Menanggapi keterangan Pemerintah, Hakim Konstitusi Suhartoyo meminta Pemerintah untuk menjelaskan secara detil mengenai kelangkaan barang, gejolak harga dan atau hambatan lalu lintas perdagangan barang. Sehingga ada relevansi pembatasan itu ataukah tidak ada relevansinya. “Ketika ada unsur-unsur bagaimana yang dimaksud Perpres 11 (Perpres Nomor 11 Tahun 2022) itu seharusnya barang tetap mengalir tidak boleh kemudian ada penyimpanan penimbunan kalau ada konsistensi untuk mengatasi tiga unsur itu. Nah ini kan ada sesuatu yang dijelaskan karena kan kalau tidak match,” ujar Suhartoyo.
Kemudian, sambung Suhartoyo, Pasal 29 ayat (1) memberikan batasan waktu tertentu dan jumlah tertentu yang kemudian di-break down bahwa skema mengenai jumlah dan waktu itu ada di Perpres 11. Lalu, Suhartoyo mempertanyakan bagaimana Pasal 107 bisa bekerja kalau itu meng-cover pelanggaran Pasal 29 ayat (1) yang seolah-olah menjadi meng-cover Perpres 11 atau hal-hal lain yang berkaitan dengan jumlah dan waktu tertentu yang terdapat di Perpres yang kemudian sanksinya ada di UU.
“Bagaimana dengan harmonisasi normanya sendiri pelanggaran detilnya ada di Perpres tetapi sanksi pidananya ada di UU Pasal 107 itu. Karena Pasal Pasal 29 ayat (1) itu tidak bisa dilaksanakan kalau tidak kemudian diikutsertakan Perpres itu. Mohon dijelaskan nanti ditambahkan dan didiskusikan kembali. Nanti kami akan minta penjelasan dari pembentuk UU,” urai Suhartoyo.

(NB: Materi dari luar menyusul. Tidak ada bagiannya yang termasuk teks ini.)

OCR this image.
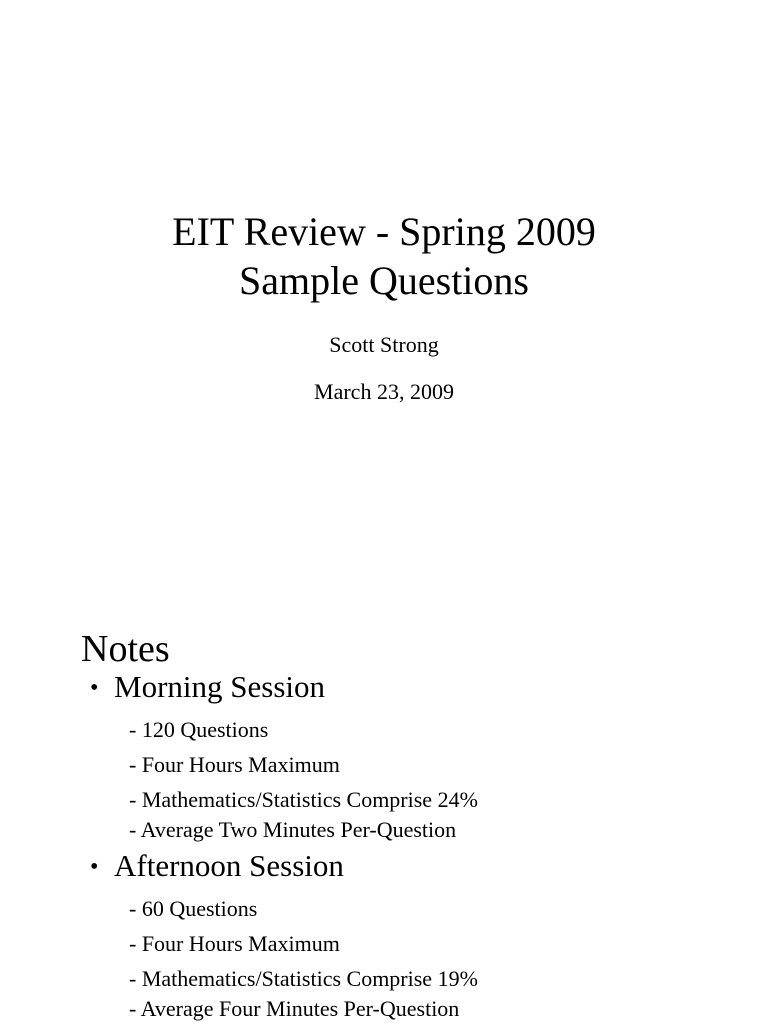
EIT Review - Spring 2009
Sample Questions
Scott Strong
March 23, 2009
Notes
• Morning Session
- 120 Questions
- Four Hours Maximum
- Mathematics/Statistics Comprise 24%
- Average Two Minutes Per-Question
• Afternoon Session
- 60 Questions
- Four Hours Maximum
- Mathematics/Statistics Comprise 19%
- Average Four Minutes Per-Question
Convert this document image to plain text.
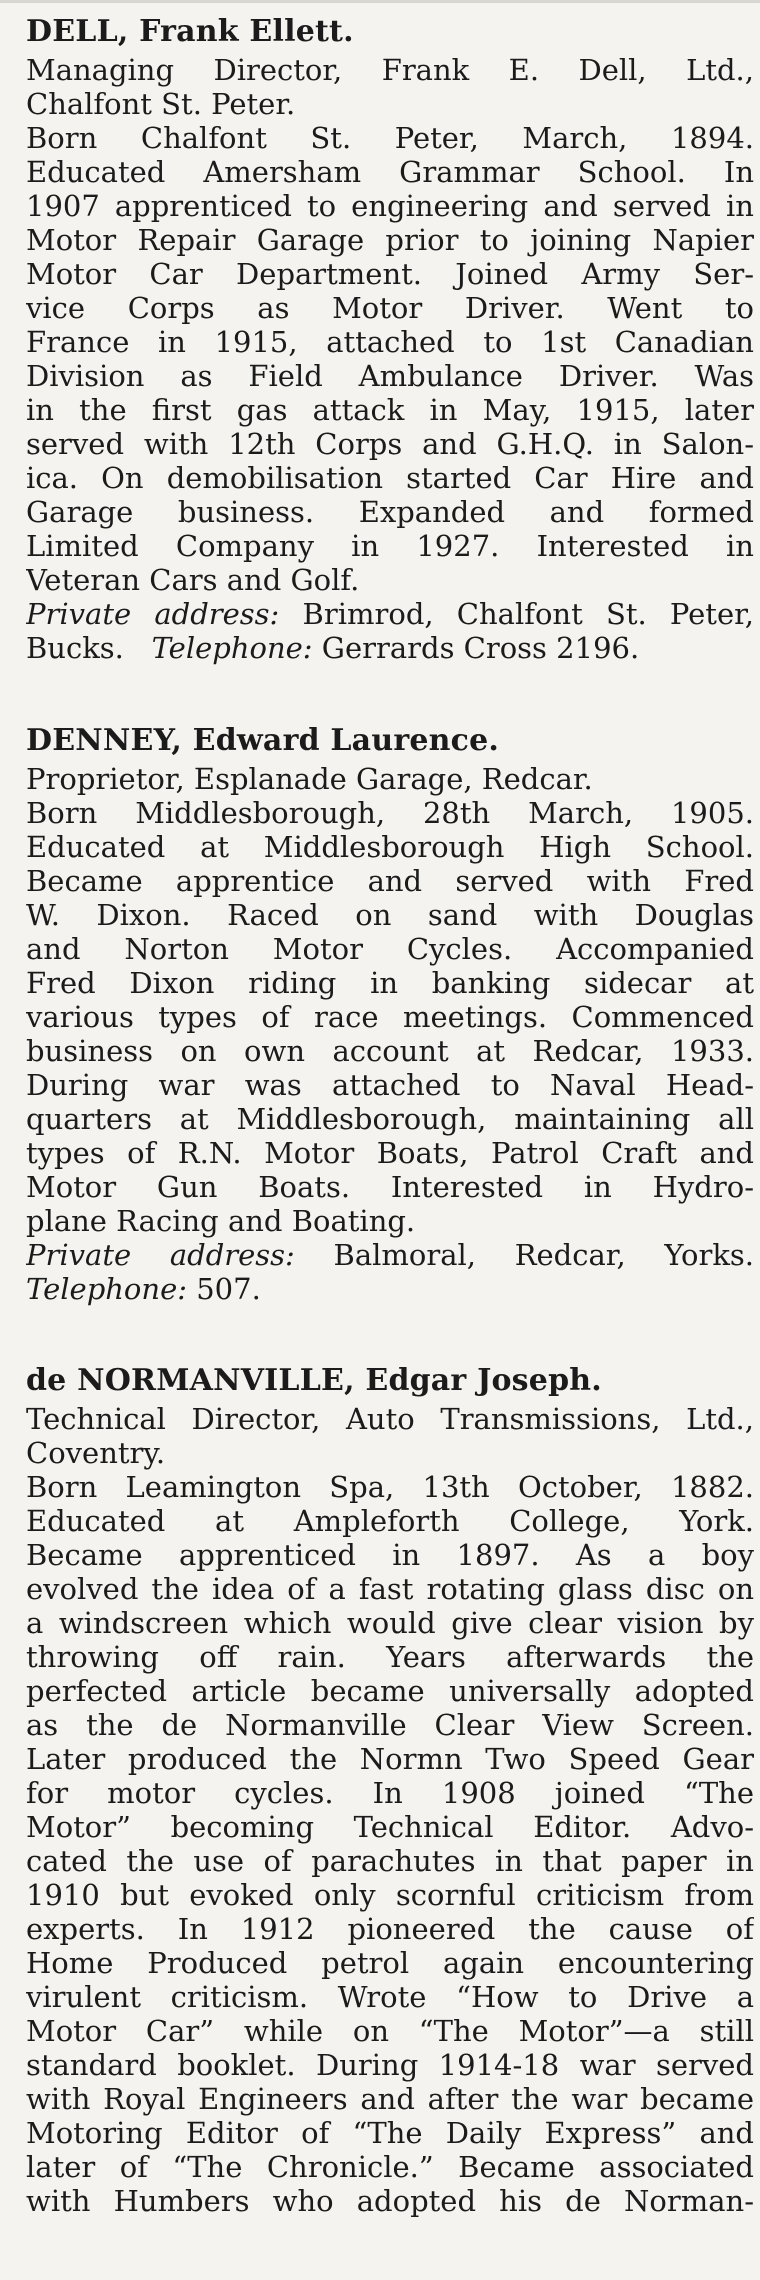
DELL, Frank Ellett.
Managing Director, Frank E. Dell, Ltd.,
Chalfont St. Peter.
Born Chalfont St. Peter, March, 1894.
Educated Amersham Grammar School. In
1907 apprenticed to engineering and served in
Motor Repair Garage prior to joining Napier
Motor Car Department. Joined Army Ser-
vice Corps as Motor Driver. Went to
France in 1915, attached to 1st Canadian
Division as Field Ambulance Driver. Was
in the first gas attack in May, 1915, later
served with 12th Corps and G.H.Q. in Salon-
ica. On demobilisation started Car Hire and
Garage business. Expanded and formed
Limited Company in 1927. Interested in
Veteran Cars and Golf.
Private address: Brimrod, Chalfont St. Peter,
Bucks. Telephone: Gerrards Cross 2196.
DENNEY, Edward Laurence.
Proprietor, Esplanade Garage, Redcar.
Born Middlesborough, 28th March, 1905.
Educated at Middlesborough High School.
Became apprentice and served with Fred
W. Dixon. Raced on sand with Douglas
and Norton Motor Cycles. Accompanied
Fred Dixon riding in banking sidecar at
various types of race meetings. Commenced
business on own account at Redcar, 1933.
During war was attached to Naval Head-
quarters at Middlesborough, maintaining all
types of R.N. Motor Boats, Patrol Craft and
Motor Gun Boats. Interested in Hydro-
plane Racing and Boating.
Private address: Balmoral, Redcar, Yorks.
Telephone: 507.
de NORMANVILLE, Edgar Joseph.
Technical Director, Auto Transmissions, Ltd.,
Coventry.
Born Leamington Spa, 13th October, 1882.
Educated at Ampleforth College, York.
Became apprenticed in 1897. As a boy
evolved the idea of a fast rotating glass disc on
a windscreen which would give clear vision by
throwing off rain. Years afterwards the
perfected article became universally adopted
as the de Normanville Clear View Screen.
Later produced the Normn Two Speed Gear
for motor cycles. In 1908 joined “The
Motor” becoming Technical Editor. Advo-
cated the use of parachutes in that paper in
1910 but evoked only scornful criticism from
experts. In 1912 pioneered the cause of
Home Produced petrol again encountering
virulent criticism. Wrote “How to Drive a
Motor Car” while on “The Motor”—a still
standard booklet. During 1914-18 war served
with Royal Engineers and after the war became
Motoring Editor of “The Daily Express” and
later of “The Chronicle.” Became associated
with Humbers who adopted his de Norman-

Sementara Hakim Konstitusi Arief Hidayat mengatakan masalah kelangkaan, gejolak harga dan lain sebagainya tidak hanya dipengaruhi oleh banyak faktor. “Oleh karena itu, mohon bisa dijelaskan posisi kalau pemerintah menjelaskan tadi di petitumnya supaya ini ditolak itu sebetulnya posisi konstruksi hukum yang diinginkan oleh pemerintah itu bagaimana bukan pada tataran produk hukum di bawahnya tetapi penjelasan yang menyangkut pasal ini tidak bertentangan dengan konstitusi itu di mananya. Mohon bisa dijelaskan kepada Mahkamah sehingga Mahkamah betul-betul mendapat gambaran yang utuh dari pembentuk UU khususnya dalam hal ini Pemerintah,” kata Arief.
Baca juga:
Minyak Goreng Langka, Pedagang Pecel Lele Uji UU Perdagangan
Pedagang Pecel Lele Perbaiki Permohonan Uji UU Perdagangan
Sebagai informasi, permohonan Nomor 51/PUU-XX/2022 dalam perkara pengujian UU Perdagangan ini diajukan oleh Muhammad Hasan Basri yang merupakan pedagang lalapan/pecel lele. Pemohon mengujikan Pasal 29 ayat (1) UU Perdagangan yang menyatakan, “Pelaku Usaha dilarang menyimpan Barang kebutuhan pokok dan/atau Barang penting dalam jumlah dan waktu tertentu pada saat terjadi kelangkaan Barang, gejolak harga, dan/atau hambatan lalu lintas Perdagangan Barang.”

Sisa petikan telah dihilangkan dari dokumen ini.